A tuneable minimal cell membrane reveals that two lipid species suffice for life

Justice, I.; Kiesel, P.; Safronova, N.; von Appen, A.; Sáenz, J. P. (2024) Nature Communications, 15, 9679. DOI: 10.1038/s41467-024-53975-y

Summary

How many lipid species does a cell need to survive? We developed an approach to tune and minimize membrane lipid composition in [[mycoplasma-mycoides|Mycoplasma mycoides]] and its derived minimal cell JCVI-Syn3A, revealing that a two-component lipidome — cholesterol plus a single phospholipid — can support life. Systematic reintroduction of phospholipids with different structural features demonstrated that acyl chain diversity is more important for growth than head group diversity. By tuning lipid chirality with archaeal-type diether lipids, we showed that ancestral lipidomes could have been heterochiral, though heterochirality impaired cellular fitness in these organisms.

Key Findings

  • A two-component lipidome (cholesterol + one phospholipid species) can support growth and cell division in both M. mycoides and JCVI-Syn3A — extending the concept of minimal life from the genome to the lipidome.
  • By controlling lipid diets through media supplementation, lipidome complexity was reduced from the normal ~20+ species to as few as 2.
  • Acyl chain diversity matters more than head group diversity: reintroduction of phospholipids differing in acyl chain structure improved growth more than reintroduction of phospholipids differing in head group identity.
  • Introduction of archaeal-type diether phospholipids (opposite chirality to bacterial ester lipids) produced viable heterochiral membranes, but with reduced fitness — addressing the “lipid divide” between Archaea and the rest of life.
  • The approach bypasses cellular lipid remodeling by using diether phospholipids that cells cannot enzymatically modify, enabling precise control over membrane composition.

Methods

  • Lipid diet tuning: controlled the lipid species provided in growth media for M. mycoides and JCVI-Syn3A, which rely on exogenous lipids due to minimal biosynthetic capacity.
  • Diether phospholipids: synthetic archaeal-type lipids resistant to enzymatic remodeling, enabling exact lipidome specification.
  • Shotgun lipidomics: quantitative mass spectrometry to verify cellular lipidome composition under each diet.
  • Cryo-FIB-SEM: cryo-focused ion beam scanning electron microscopy (with Alexander von Appen, MPI-CBG) to visualize cell morphology.
  • Growth assays: phenol red pH-based growth rate measurements across lipid diet conditions.

Significance

This paper established the minimal lipidome — two lipid species — as a new boundary condition for life, complementing the minimal genome defined by the JCVI-Syn3A project.

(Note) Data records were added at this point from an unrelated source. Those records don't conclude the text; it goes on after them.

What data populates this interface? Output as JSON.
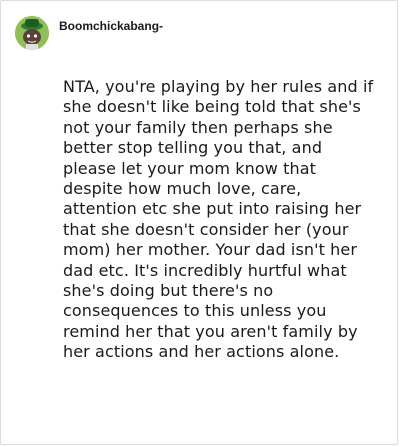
{
  "comment": {
    "author": "Boomchickabang-",
    "avatar_icon": "snoo-avatar-icon",
    "body": "NTA, you're playing by her rules and if she doesn't like being told that she's not your family then perhaps she better stop telling you that, and please let your mom know that despite how much love, care, attention etc she put into raising her that she doesn't consider her (your mom) her mother. Your dad isn't her dad etc. It's incredibly hurtful what she's doing but there's no consequences to this unless you remind her that you aren't family by her actions and her actions alone."
  },
  "colors": {
    "text": "#1a1a1a",
    "border": "#dcdcdc",
    "avatar_bg": "#8fbf55"
  }
}
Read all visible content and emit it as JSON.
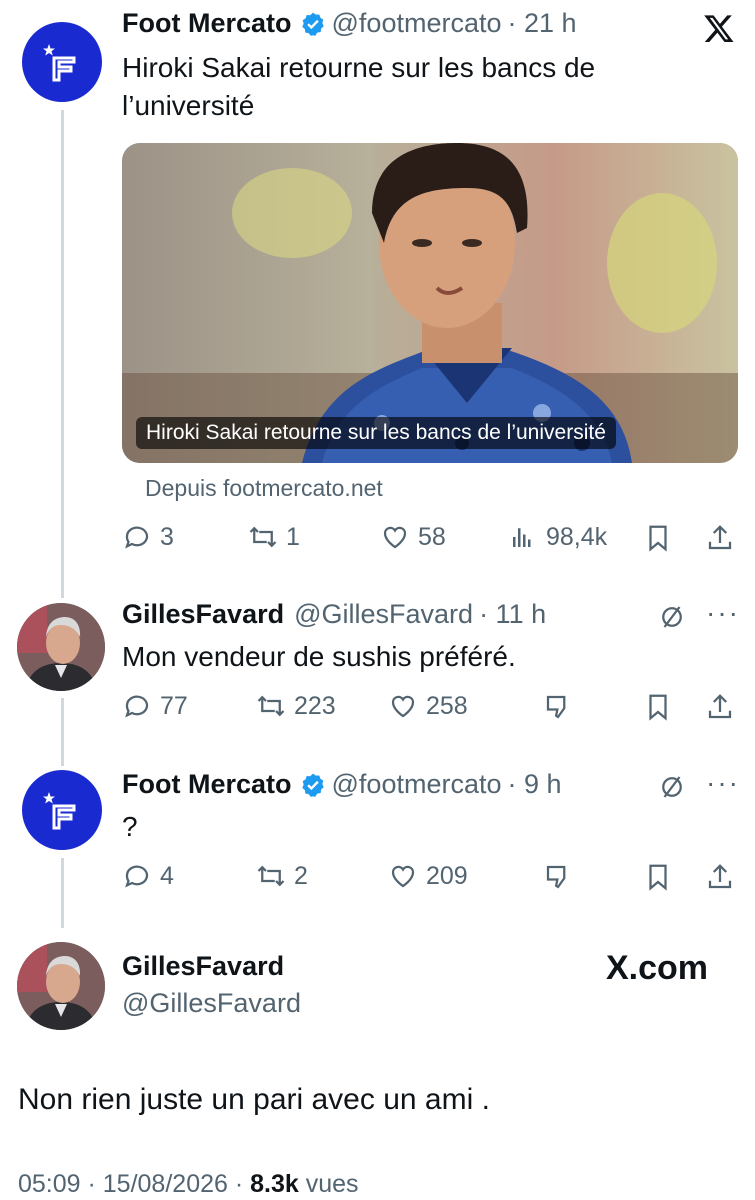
{
  "colors": {
    "accent": "#1d9bf0",
    "foot_mercato_blue": "#1a2ad1",
    "muted": "#536471"
  },
  "tweet1": {
    "name": "Foot Mercato",
    "handle": "@footmercato",
    "time": "· 21 h",
    "text": "Hiroki Sakai retourne sur les bancs de l’université",
    "media_caption": "Hiroki Sakai retourne sur les bancs de l’université",
    "source": "Depuis footmercato.net",
    "replies": "3",
    "retweets": "1",
    "likes": "58",
    "views": "98,4k"
  },
  "reply1": {
    "name": "GillesFavard",
    "handle": "@GillesFavard",
    "time": "· 11 h",
    "text": "Mon vendeur de sushis préféré.",
    "replies": "77",
    "retweets": "223",
    "likes": "258"
  },
  "reply2": {
    "name": "Foot Mercato",
    "handle": "@footmercato",
    "time": "· 9 h",
    "text": "?",
    "replies": "4",
    "retweets": "2",
    "likes": "209"
  },
  "main": {
    "name": "GillesFavard",
    "handle": "@GillesFavard",
    "brand": "X.com",
    "text": "Non rien juste un pari avec un ami .",
    "date": "05:09 · 15/08/2026 ·",
    "views_count": "8.3k",
    "views_label": "vues"
  },
  "icons": [
    "x-logo-icon",
    "verified-badge-icon",
    "reply-icon",
    "retweet-icon",
    "like-icon",
    "views-icon",
    "bookmark-icon",
    "share-icon",
    "not-interested-icon",
    "more-icon",
    "dislike-icon"
  ]
}
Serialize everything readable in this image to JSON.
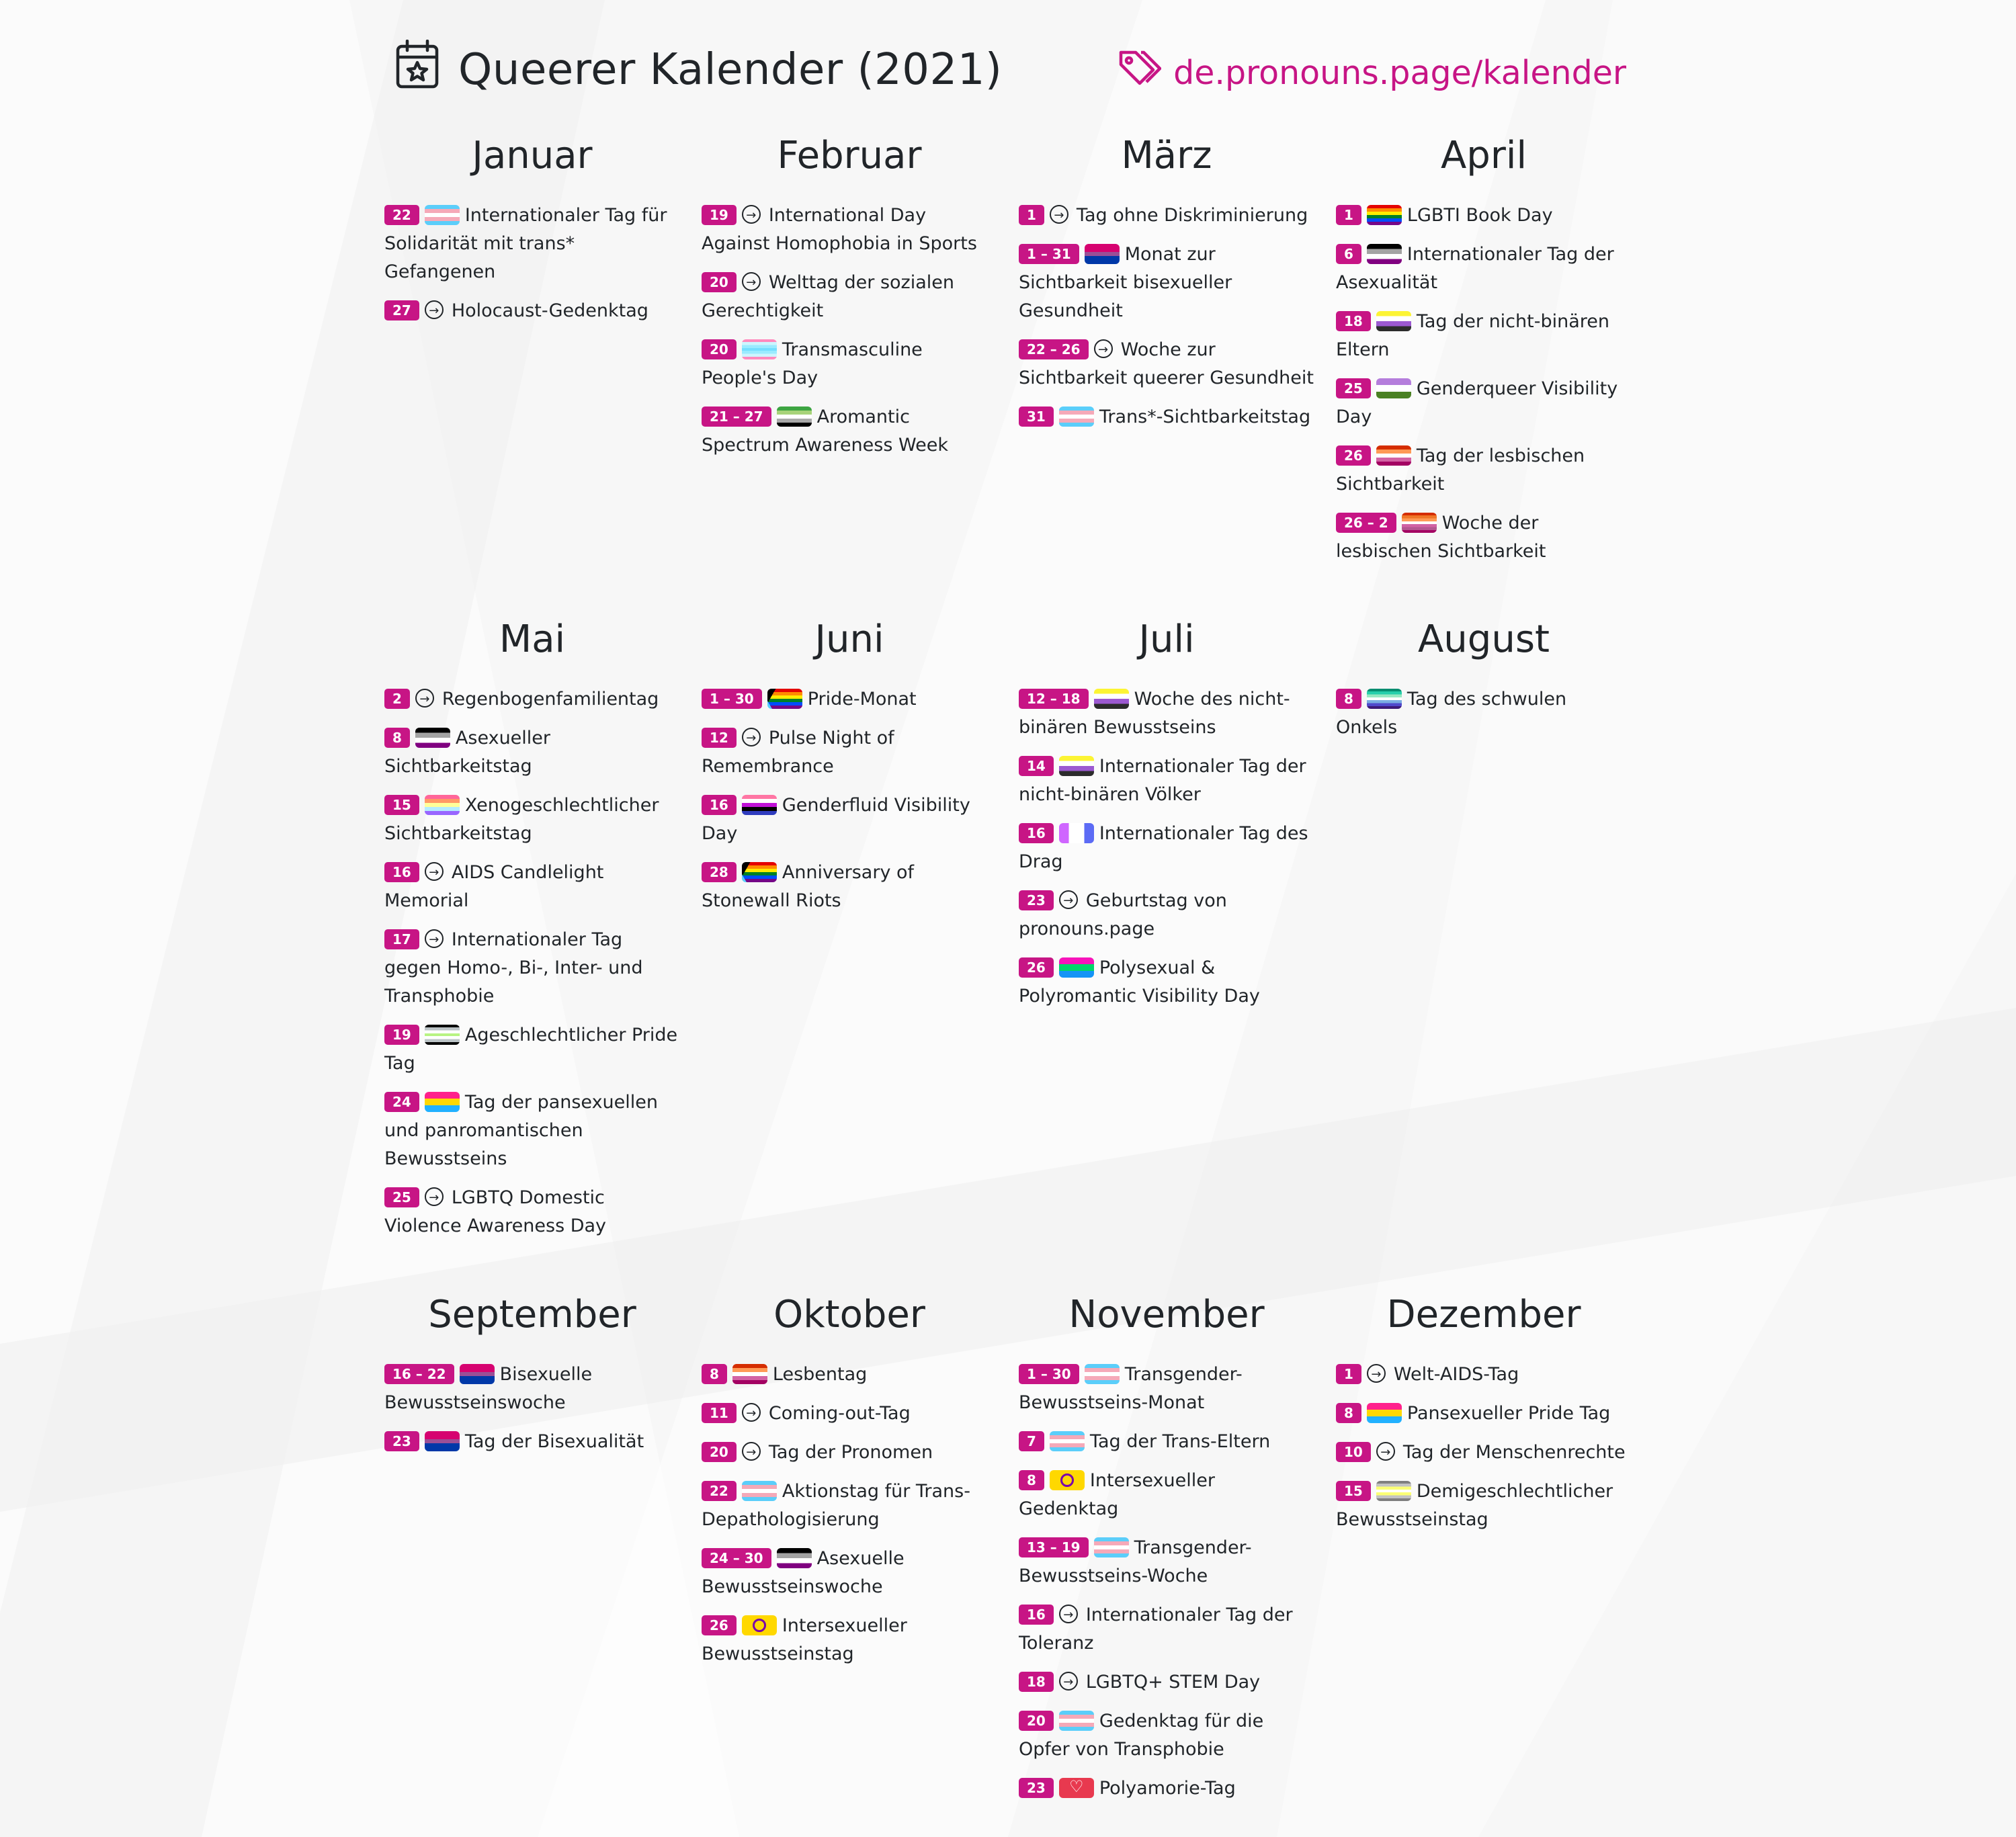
{
  "header": {
    "title": "Queerer Kalender (2021)",
    "link": "de.pronouns.page/kalender",
    "accent_color": "#c71585",
    "calendar_icon": "calendar-star-icon",
    "tags_icon": "tags-icon"
  },
  "months": [
    {
      "name": "Januar",
      "events": [
        {
          "date": "22",
          "flag": "trans",
          "text": "Internationaler Tag für Solidarität mit trans* Gefangenen"
        },
        {
          "date": "27",
          "flag": "arrow",
          "text": "Holocaust-Gedenktag"
        }
      ]
    },
    {
      "name": "Februar",
      "events": [
        {
          "date": "19",
          "flag": "arrow",
          "text": "International Day Against Homophobia in Sports"
        },
        {
          "date": "20",
          "flag": "arrow",
          "text": "Welttag der sozialen Gerechtigkeit"
        },
        {
          "date": "20",
          "flag": "transmasc",
          "text": "Transmasculine People's Day"
        },
        {
          "date": "21 – 27",
          "flag": "aro",
          "text": "Aromantic Spectrum Awareness Week"
        }
      ]
    },
    {
      "name": "März",
      "events": [
        {
          "date": "1",
          "flag": "arrow",
          "text": "Tag ohne Diskriminierung"
        },
        {
          "date": "1 – 31",
          "flag": "bi",
          "text": "Monat zur Sichtbarkeit bisexueller Gesundheit"
        },
        {
          "date": "22 – 26",
          "flag": "arrow",
          "text": "Woche zur Sichtbarkeit queerer Gesundheit"
        },
        {
          "date": "31",
          "flag": "trans",
          "text": "Trans*-Sichtbarkeitstag"
        }
      ]
    },
    {
      "name": "April",
      "events": [
        {
          "date": "1",
          "flag": "rainbow",
          "text": "LGBTI Book Day"
        },
        {
          "date": "6",
          "flag": "ace",
          "text": "Internationaler Tag der Asexualität"
        },
        {
          "date": "18",
          "flag": "nb",
          "text": "Tag der nicht-binären Eltern"
        },
        {
          "date": "25",
          "flag": "gq",
          "text": "Genderqueer Visibility Day"
        },
        {
          "date": "26",
          "flag": "lesbian",
          "text": "Tag der lesbischen Sichtbarkeit"
        },
        {
          "date": "26 – 2",
          "flag": "lesbian7",
          "text": "Woche der lesbischen Sichtbarkeit"
        }
      ]
    },
    {
      "name": "Mai",
      "events": [
        {
          "date": "2",
          "flag": "arrow",
          "text": "Regenbogenfamilientag"
        },
        {
          "date": "8",
          "flag": "ace",
          "text": "Asexueller Sichtbarkeitstag"
        },
        {
          "date": "15",
          "flag": "xeno",
          "text": "Xenogeschlechtlicher Sichtbarkeitstag"
        },
        {
          "date": "16",
          "flag": "arrow",
          "text": "AIDS Candlelight Memorial"
        },
        {
          "date": "17",
          "flag": "arrow",
          "text": "Internationaler Tag gegen Homo-, Bi-, Inter- und Transphobie"
        },
        {
          "date": "19",
          "flag": "agender",
          "text": "Ageschlechtlicher Pride Tag"
        },
        {
          "date": "24",
          "flag": "pan",
          "text": "Tag der pansexuellen und panromantischen Bewusstseins"
        },
        {
          "date": "25",
          "flag": "arrow",
          "text": "LGBTQ Domestic Violence Awareness Day"
        }
      ]
    },
    {
      "name": "Juni",
      "events": [
        {
          "date": "1 – 30",
          "flag": "progress",
          "text": "Pride-Monat"
        },
        {
          "date": "12",
          "flag": "arrow",
          "text": "Pulse Night of Remembrance"
        },
        {
          "date": "16",
          "flag": "genderfluid",
          "text": "Genderfluid Visibility Day"
        },
        {
          "date": "28",
          "flag": "progress",
          "text": "Anniversary of Stonewall Riots"
        }
      ]
    },
    {
      "name": "Juli",
      "events": [
        {
          "date": "12 – 18",
          "flag": "nb",
          "text": "Woche des nicht-binären Bewusstseins"
        },
        {
          "date": "14",
          "flag": "nb",
          "text": "Internationaler Tag der nicht-binären Völker"
        },
        {
          "date": "16",
          "flag": "drag",
          "text": "Internationaler Tag des Drag"
        },
        {
          "date": "23",
          "flag": "arrow",
          "text": "Geburtstag von pronouns.page"
        },
        {
          "date": "26",
          "flag": "polysexual",
          "text": "Polysexual & Polyromantic Visibility Day"
        }
      ]
    },
    {
      "name": "August",
      "events": [
        {
          "date": "8",
          "flag": "gay",
          "text": "Tag des schwulen Onkels"
        }
      ]
    },
    {
      "name": "September",
      "events": [
        {
          "date": "16 – 22",
          "flag": "bi",
          "text": "Bisexuelle Bewusstseinswoche"
        },
        {
          "date": "23",
          "flag": "bi",
          "text": "Tag der Bisexualität"
        }
      ]
    },
    {
      "name": "Oktober",
      "events": [
        {
          "date": "8",
          "flag": "lesbian",
          "text": "Lesbentag"
        },
        {
          "date": "11",
          "flag": "arrow",
          "text": "Coming-out-Tag"
        },
        {
          "date": "20",
          "flag": "arrow",
          "text": "Tag der Pronomen"
        },
        {
          "date": "22",
          "flag": "trans",
          "text": "Aktionstag für Trans-Depathologisierung"
        },
        {
          "date": "24 – 30",
          "flag": "ace",
          "text": "Asexuelle Bewusstseinswoche"
        },
        {
          "date": "26",
          "flag": "intersex",
          "text": "Intersexueller Bewusstseinstag"
        }
      ]
    },
    {
      "name": "November",
      "events": [
        {
          "date": "1 – 30",
          "flag": "trans",
          "text": "Transgender-Bewusstseins-Monat"
        },
        {
          "date": "7",
          "flag": "trans",
          "text": "Tag der Trans-Eltern"
        },
        {
          "date": "8",
          "flag": "intersex",
          "text": "Intersexueller Gedenktag"
        },
        {
          "date": "13 – 19",
          "flag": "trans",
          "text": "Transgender-Bewusstseins-Woche"
        },
        {
          "date": "16",
          "flag": "arrow",
          "text": "Internationaler Tag der Toleranz"
        },
        {
          "date": "18",
          "flag": "arrow",
          "text": "LGBTQ+ STEM Day"
        },
        {
          "date": "20",
          "flag": "trans",
          "text": "Gedenktag für die Opfer von Transphobie"
        },
        {
          "date": "23",
          "flag": "poly",
          "text": "Polyamorie-Tag"
        }
      ]
    },
    {
      "name": "Dezember",
      "events": [
        {
          "date": "1",
          "flag": "arrow",
          "text": "Welt-AIDS-Tag"
        },
        {
          "date": "8",
          "flag": "pan",
          "text": "Pansexueller Pride Tag"
        },
        {
          "date": "10",
          "flag": "arrow",
          "text": "Tag der Menschenrechte"
        },
        {
          "date": "15",
          "flag": "demigender",
          "text": "Demigeschlechtlicher Bewusstseinstag"
        }
      ]
    }
  ]
}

The finding that acyl chain diversity trumps head group diversity for growth provides a key design principle for synthetic membranes. The heterochiral lipid experiments directly probed the evolutionary lipid divide between Archaea and Bacteria/Eukarya, suggesting that the commitment to a single chirality may have been driven by fitness advantages rather than biochemical necessity.